Come Sunday, I’ll be in a place I call ‘home’ in every sense of the word! The mere thought makes me feel all warm and fuzzy. I badly need the change of scene.
Last night, while on the verge of falling asleep, I remembered something that I had wanted to write about. I read something a couple of months ago and made a mental note to blog about it whenever I found time. But then, I got busy (like always) and the ‘note’ was pushed off to some corner of my mind. Only to resurface as a half-conscious thought, last night.
I came across this article in The Guardian about libraries – how they were ‘in danger’ and about a campaign that invited readers across the globe to write “love letters to their favourite libraries”. The idea had an instant connect with me and I knew that I wanted to write one, too.
My love-letter is to a very special library, one that does not exist anymore. Sometime in 2004, when I was in 8th standard, our school campus was relocated. While the library was, technically, shifted to another place, it wasn’t the same as the one we had in the old school. That library will always be a part of my fondest and most cherished school memories, for reasons more than one.
You might not remember me but I could never forget you. They say you always hold your first love as a dear memory. I think that applies for libraries as well. Atleast for a bookworm like me.

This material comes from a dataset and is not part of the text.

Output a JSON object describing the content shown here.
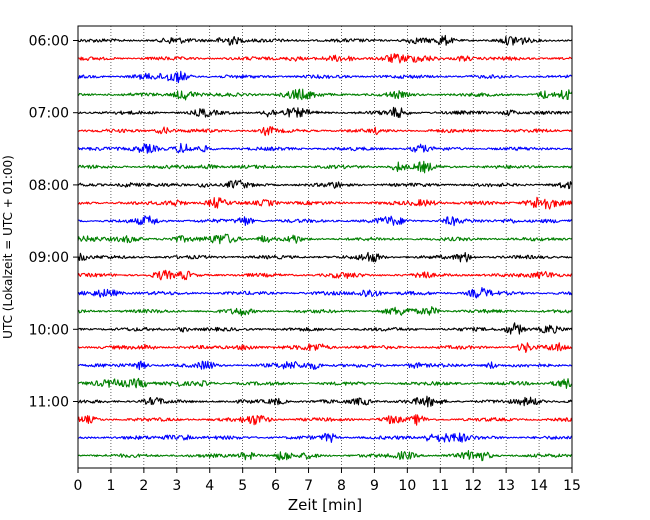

You were my very first library (and love)! I remember getting a glimpse of your interior sometime when I was in 1st or 2nd grade. Since then, I couldn’t wait to get inside and check out all those books. Finally, when I did enter the room, a year or so later, I was on cloud nine! It was love at first sight!
Dimly lit, with a mysterious air that hinted at all the treasure troves (read: books) waiting to be discovered, you had an old world charm about you. I loved spending time there, amidst shelves and shelves of books. We used to have a Library hour once every week and I remember waiting for it so eagerly. Waiting to meet you, to explore all that you had to offer me. Crossing your threshold was like entering into an entire new world, a space where everything else ceased to exist. It was just me, you and books. Even the air smelt of books, old and slightly tattered, adding to the magic.
You introduced me to Enid Blyton. I couldn’t get enough of Famous Five and the Five Find-Outers. I kept yearning to see more of you, and read more. You helped me take the first step into ‘Bookwormland’ and guided me along the journey, delighting me with the beautiful classics you held. I remember those years as a blur of Jules Verne, Charles Dickens, Louisa May Alcott, E. Nesbit (to name a few) and gems like Anne of Green Gables, Pollyanna and Jane Eyre.
I could never thank you enough for all that you have done for me. In so many ways, you made me what I am today. Hell, you might very well be the reason I write! Even though we had to part ways, I’ll never forget the time I spent with you, the happiness you gifted me. I know I never told you, but I love you; I always will. I believe you knew it all along. Every time I see the present library, or any library for that matter , I think of you and miss you. This is my way of trying to give back atleast a tiny bit of what you’ve given to me.